Nothing came of it. Some of the operations (like air traffic control) were privatised by Labour; others (like the Tube) were afflicted with private finance schemes; some, like the Post Office, staggered on with various concessions to private sector management styles. The canals survived Labour to be turned by the Tories into a charity.
In the meantime, as Meek makes clear, privatisation led to a succession of takeovers; many of the original buyers are now forgotten, replaced by foreign companies. Meek concentrates on the energy sector and the growth of the French EDF, but there is a similar story to be told about the transport sector. One of the biggest companies running buses and trains, Arriva, is majority-owned by the German government. SNCF, the French state railway company, is said to be eager to bid for HS2, the next high-speed rail franchise.
Of course the government has had to intervene in the rail industry when private companies have failed. Thus we have the quirkily named Directly Operated Railways, created to run the East Coast line when National Express pulled out. We have the extraordinary National Rail, whose finances the Labour government bent over backwards to keep off the books. The company is largely owned by self-appointed members, despite being heavily dependent on state finances. Justine Greening, until recently the Transport Secretary, admitted she was unable to veto its directors’ bonuses (they later decided to waive them).

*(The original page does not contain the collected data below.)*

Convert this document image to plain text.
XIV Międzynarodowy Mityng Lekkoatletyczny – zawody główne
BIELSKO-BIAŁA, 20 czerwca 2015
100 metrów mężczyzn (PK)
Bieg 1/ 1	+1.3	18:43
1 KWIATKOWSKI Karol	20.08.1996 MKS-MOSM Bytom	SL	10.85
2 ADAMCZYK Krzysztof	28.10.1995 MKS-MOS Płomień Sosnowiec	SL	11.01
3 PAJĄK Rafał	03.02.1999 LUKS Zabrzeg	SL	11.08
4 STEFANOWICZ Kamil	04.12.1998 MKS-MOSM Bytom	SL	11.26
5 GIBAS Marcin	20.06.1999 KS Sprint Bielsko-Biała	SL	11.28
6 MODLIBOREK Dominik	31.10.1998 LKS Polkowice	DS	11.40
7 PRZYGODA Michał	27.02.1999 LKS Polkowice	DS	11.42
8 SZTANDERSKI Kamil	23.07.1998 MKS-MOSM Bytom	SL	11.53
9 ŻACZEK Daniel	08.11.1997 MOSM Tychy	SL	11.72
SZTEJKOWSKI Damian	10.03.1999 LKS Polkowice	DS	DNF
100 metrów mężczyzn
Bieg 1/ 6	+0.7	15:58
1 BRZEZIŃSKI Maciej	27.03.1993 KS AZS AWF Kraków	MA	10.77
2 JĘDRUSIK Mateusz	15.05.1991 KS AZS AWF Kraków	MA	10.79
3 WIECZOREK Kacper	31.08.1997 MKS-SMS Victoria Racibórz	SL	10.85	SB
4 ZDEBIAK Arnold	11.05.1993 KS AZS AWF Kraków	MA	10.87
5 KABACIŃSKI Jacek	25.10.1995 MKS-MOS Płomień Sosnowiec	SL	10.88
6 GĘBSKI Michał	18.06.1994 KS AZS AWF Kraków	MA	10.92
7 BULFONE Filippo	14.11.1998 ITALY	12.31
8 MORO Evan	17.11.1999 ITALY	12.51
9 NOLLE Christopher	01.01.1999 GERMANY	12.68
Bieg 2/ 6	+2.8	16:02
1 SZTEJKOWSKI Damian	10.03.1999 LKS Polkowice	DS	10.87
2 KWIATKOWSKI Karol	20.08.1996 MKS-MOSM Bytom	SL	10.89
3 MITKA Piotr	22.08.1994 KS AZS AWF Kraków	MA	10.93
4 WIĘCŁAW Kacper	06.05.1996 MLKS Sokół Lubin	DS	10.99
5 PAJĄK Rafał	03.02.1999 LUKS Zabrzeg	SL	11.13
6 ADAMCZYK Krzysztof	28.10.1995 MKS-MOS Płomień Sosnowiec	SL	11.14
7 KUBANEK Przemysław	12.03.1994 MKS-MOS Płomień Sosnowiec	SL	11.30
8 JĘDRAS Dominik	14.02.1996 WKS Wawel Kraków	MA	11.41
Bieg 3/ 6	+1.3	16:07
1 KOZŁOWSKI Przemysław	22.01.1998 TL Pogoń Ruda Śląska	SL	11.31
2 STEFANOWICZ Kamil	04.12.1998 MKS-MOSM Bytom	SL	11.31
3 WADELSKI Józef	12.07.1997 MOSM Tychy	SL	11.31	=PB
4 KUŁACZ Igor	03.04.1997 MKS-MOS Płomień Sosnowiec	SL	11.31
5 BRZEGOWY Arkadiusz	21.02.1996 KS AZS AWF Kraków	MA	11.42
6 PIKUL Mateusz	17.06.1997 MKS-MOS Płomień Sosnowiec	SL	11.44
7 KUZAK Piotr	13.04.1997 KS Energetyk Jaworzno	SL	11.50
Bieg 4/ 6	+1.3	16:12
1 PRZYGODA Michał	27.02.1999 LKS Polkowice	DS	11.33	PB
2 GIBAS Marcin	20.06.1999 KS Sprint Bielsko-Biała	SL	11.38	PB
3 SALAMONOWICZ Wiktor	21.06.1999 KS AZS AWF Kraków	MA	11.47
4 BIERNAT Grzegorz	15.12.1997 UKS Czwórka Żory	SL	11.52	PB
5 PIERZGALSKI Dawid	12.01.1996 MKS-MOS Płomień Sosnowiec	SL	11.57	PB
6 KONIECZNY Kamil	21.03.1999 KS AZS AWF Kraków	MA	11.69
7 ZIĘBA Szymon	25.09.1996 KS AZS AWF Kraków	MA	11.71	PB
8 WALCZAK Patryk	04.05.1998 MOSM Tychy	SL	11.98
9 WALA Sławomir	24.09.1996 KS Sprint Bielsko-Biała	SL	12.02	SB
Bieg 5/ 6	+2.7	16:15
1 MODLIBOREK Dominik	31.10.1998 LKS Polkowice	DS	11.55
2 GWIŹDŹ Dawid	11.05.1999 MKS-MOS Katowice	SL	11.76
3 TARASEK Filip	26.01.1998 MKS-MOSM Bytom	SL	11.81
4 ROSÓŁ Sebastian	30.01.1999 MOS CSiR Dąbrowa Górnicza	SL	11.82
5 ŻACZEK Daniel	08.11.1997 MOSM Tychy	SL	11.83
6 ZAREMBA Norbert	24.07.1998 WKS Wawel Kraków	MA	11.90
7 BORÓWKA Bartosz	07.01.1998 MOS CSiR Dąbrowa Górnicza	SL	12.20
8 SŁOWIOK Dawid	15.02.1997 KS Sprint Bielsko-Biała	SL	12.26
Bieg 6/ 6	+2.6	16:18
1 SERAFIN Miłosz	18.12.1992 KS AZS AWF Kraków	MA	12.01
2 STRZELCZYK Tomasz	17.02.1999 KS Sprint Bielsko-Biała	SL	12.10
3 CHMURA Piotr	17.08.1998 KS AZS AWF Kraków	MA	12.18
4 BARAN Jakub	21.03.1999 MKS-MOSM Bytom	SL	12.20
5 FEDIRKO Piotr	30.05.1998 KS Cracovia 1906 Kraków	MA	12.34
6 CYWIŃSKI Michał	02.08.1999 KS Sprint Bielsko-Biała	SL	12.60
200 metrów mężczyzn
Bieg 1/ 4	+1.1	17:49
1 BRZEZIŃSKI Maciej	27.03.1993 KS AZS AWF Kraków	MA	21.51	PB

One of the main reasons Labour would not adopt European borrowing rules, it said, is that it would create unfair competition if a public company could borrow more cheaply than its private sector rivals. Yet this is exactly what many French, German and Dutch state-owned firms now do. It may not be the only reason they are so competitive, but it certainly helps when they want to buy a slice of Britain’s transport or energy sectors. Britain is judged in the same way as its EU competitors: it has to report to the IMF, follow the European System of Accounts and adhere to the Maastricht Treaty. But it refuses to take advantage of these rules in the way that other countries do, by treating state-owned businesses differently.
There is one exception: the privatised banks. We spent so much on them that the sum is simply too huge to be counted as part of government debt, so the government created a loophole for itself, effectively applying international rules just in this one case.
Given that successive governments have flogged off practically all the state-owned enterprises (as will presumably happen soon with the nationalised banks), these issues might be thought no longer to matter. But actually they do, because local authorities still own tram companies, markets, the odd bus company and Manchester airport. Most important, they own two million council houses. It would be a massive boost to localism if these self-financing enterprises (where most or all of the income comes from charges to customers) could borrow to expand, without affecting the headline figures for public debt. There is a powerful argument for allowing this when the economy badly needs boosting. Nothing in international rules prevents it from happening, only the Treasury’s aversion to letting go of the purse strings.